ESPN will carry early-round coverage on Thursday and Friday; CBS will televise the third and fourth rounds on Saturday and Sunday.
But, as CNBC’s Darren Rovell points out, ESPN and CBS are "already restricted to the number of hours they can show the Masters and more importantly, the number of commercials they can sell" — four minutes per hour.
Translation: the ratings boom won’t necessarily matter for either network this year.
Woods’ full statement:
The Masters is where I won my first major, and I view this tournament with great respect. After a long and necessary time away from the game, I feel like I’m ready to start my season at Augusta.
The major championships have always been a special focus in my career and, as a professional, I think Augusta is where I need to be, even though it’s been awhile since I last played.
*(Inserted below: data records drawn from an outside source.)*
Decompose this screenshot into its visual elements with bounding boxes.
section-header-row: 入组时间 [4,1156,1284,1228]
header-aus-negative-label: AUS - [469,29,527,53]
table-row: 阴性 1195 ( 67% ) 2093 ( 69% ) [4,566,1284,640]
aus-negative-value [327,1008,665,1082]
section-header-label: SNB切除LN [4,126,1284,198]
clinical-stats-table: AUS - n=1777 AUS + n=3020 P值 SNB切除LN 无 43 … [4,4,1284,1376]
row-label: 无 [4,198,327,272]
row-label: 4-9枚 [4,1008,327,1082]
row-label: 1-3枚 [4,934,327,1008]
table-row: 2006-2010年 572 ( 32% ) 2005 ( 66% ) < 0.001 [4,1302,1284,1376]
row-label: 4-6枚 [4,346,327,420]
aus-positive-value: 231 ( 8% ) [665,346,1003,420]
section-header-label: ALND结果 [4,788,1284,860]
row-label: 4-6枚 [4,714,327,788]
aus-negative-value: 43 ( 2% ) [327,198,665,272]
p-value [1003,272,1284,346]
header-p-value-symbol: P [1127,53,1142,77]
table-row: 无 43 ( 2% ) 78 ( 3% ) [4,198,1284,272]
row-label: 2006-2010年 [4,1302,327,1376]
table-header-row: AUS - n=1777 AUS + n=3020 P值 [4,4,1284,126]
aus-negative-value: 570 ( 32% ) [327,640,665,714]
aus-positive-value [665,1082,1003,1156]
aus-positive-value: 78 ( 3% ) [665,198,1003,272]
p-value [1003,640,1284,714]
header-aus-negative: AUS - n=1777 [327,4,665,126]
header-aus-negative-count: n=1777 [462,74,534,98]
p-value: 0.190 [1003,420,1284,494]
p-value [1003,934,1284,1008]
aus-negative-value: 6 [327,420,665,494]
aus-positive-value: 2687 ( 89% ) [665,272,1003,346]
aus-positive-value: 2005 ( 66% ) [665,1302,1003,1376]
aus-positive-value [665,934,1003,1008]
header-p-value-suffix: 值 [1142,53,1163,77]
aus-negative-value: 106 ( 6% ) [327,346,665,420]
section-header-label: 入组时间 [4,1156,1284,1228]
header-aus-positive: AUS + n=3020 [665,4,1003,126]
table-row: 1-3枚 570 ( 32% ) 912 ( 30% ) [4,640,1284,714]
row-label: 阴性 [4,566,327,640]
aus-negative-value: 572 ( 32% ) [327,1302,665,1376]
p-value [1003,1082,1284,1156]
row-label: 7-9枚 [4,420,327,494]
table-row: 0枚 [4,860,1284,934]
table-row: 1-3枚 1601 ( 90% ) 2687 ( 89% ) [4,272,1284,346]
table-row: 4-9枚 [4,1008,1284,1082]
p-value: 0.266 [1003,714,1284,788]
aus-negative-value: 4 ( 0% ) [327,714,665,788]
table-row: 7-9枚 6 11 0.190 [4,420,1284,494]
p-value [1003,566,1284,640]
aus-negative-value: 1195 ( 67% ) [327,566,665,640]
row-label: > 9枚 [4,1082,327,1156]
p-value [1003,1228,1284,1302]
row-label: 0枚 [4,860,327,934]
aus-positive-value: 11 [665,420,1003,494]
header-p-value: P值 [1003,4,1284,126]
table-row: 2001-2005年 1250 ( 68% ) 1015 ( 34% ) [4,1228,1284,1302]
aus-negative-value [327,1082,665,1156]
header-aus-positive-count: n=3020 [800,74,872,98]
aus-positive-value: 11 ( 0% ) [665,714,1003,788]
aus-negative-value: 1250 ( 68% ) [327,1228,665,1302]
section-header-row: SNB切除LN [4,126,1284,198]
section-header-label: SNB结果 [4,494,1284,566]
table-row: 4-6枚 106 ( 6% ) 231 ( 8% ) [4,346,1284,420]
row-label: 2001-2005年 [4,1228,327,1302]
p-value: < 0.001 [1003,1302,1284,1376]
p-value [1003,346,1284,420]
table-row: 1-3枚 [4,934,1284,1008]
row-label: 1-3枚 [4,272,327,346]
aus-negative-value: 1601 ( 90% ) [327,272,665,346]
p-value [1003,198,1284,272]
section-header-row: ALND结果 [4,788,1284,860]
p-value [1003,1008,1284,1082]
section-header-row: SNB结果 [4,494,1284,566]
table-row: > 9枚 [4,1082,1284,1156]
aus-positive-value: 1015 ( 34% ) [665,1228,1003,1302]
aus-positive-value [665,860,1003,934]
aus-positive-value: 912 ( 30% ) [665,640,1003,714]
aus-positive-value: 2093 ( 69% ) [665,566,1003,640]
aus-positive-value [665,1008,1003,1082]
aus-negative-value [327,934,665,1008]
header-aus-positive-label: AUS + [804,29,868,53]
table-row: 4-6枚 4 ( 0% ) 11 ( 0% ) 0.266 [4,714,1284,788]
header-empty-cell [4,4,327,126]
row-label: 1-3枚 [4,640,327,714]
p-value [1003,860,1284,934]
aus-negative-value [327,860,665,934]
I have undergone almost two months of inpatient therapy, and I am continuing my treatment. Although I’m returning to competition, I still have a lot of work to do in my personal life.
When I finally got into a position to think about competitive golf again, it became apparent to me that the Masters would be the earliest I could play. I called both Joe Lewis and Arnold Palmer and expressed my regrets for not attending the Tavistock Cup and the Arnold Palmer Invitational. I again want to thank them both for their support and their understanding. Those are fantastic tournaments, and I look forward to competing in them again.
I would also like to thank the Augusta National members and staff for their support. I have deep appreciation for everything that they do to create a wonderful event for the benefit of the game.